Transcriptome sequencing using NGS is a fast and reliable method to identify genomic information in known and novel organisms. We provide whole mRNA transcript expression analysis (full-length mRNA and EST), novel gene discovery, identification of SNP.

Methylation in the chromosomal DNA is one of the method to regulate gene expression. To characterize methylated base is to understand one of gene regulation. In methylation experiments, applying a standard bisulfite-treatment procedure, we identify the quantitative characterization of the methylation state of each CpG dinucleotide in a given target genomic sequence.

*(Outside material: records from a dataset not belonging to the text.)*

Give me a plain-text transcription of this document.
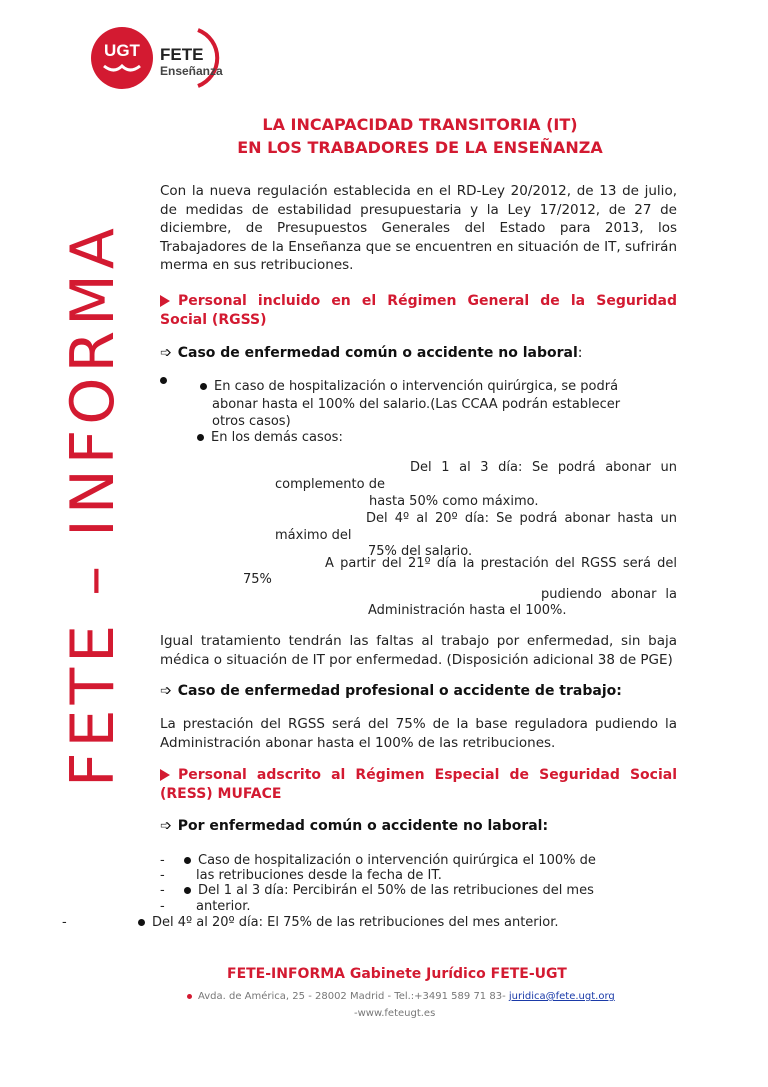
UGT FETE
Enseñanza
FETE – INFORMA
LA INCAPACIDAD TRANSITORIA (IT)
EN LOS TRABADORES DE LA ENSEÑANZA
Con la nueva regulación establecida en el RD-Ley 20/2012, de 13 de julio, de medidas de estabilidad presupuestaria y la Ley 17/2012, de 27 de diciembre, de Presupuestos Generales del Estado para 2013, los Trabajadores de la Enseñanza que se encuentren en situación de IT, sufrirán merma en sus retribuciones.
Personal incluido en el Régimen General de la Seguridad Social (RGSS)
➩ Caso de enfermedad común o accidente no laboral:
En caso de hospitalización o intervención quirúrgica, se podrá
abonar hasta el 100% del salario.(Las CCAA podrán establecer
otros casos)
En los demás casos:
Del 1 al 3 día: Se podrá abonar un
complemento de
hasta 50% como máximo.
Del 4º al 20º día: Se podrá abonar hasta un
máximo del
75% del salario.
A partir del 21º día la prestación del RGSS será del
75%
pudiendo abonar la
Administración hasta el 100%.
Igual tratamiento tendrán las faltas al trabajo por enfermedad, sin baja médica o situación de IT por enfermedad. (Disposición adicional 38 de PGE)
➩ Caso de enfermedad profesional o accidente de trabajo:
La prestación del RGSS será del 75% de la base reguladora pudiendo la Administración abonar hasta el 100% de las retribuciones.
Personal adscrito al Régimen Especial de Seguridad Social (RESS) MUFACE
➩ Por enfermedad común o accidente no laboral:
-	Caso de hospitalización o intervención quirúrgica el 100% de
- las retribuciones desde la fecha de IT.
-	Del 1 al 3 día: Percibirán el 50% de las retribuciones del mes
- anterior.
-	Del 4º al 20º día: El 75% de las retribuciones del mes anterior.
FETE-INFORMA Gabinete Jurídico FETE-UGT
Avda. de América, 25 - 28002 Madrid - Tel.:+3491 589 71 83- juridica@fete.ugt.org
-www.feteugt.es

For this approach DNA is treated with sodium bisulfite, resulting in the deamination of unmethylated cytosines to uracils, while methylated cytosines remain unchanged. Subsequent PCR amplification of the converted cytosine (now uracil) results in the substitution of thymine for the uracil. Comparison of the sequence obtained from the bisulfite-treated amplicon to the published sequence enabling identification of any differential methylation. Using our NGS systems, we provide methylation sites in the chromosomal DNA.

Small RNA sequencing using NGS systems is a powerful application to identify and profile miRNA, siRNA, piRNA and other non-coding RNA on any organism. We provide rapid sequencing of small RNAs for rapid identification and quantification without cloning into bacteria.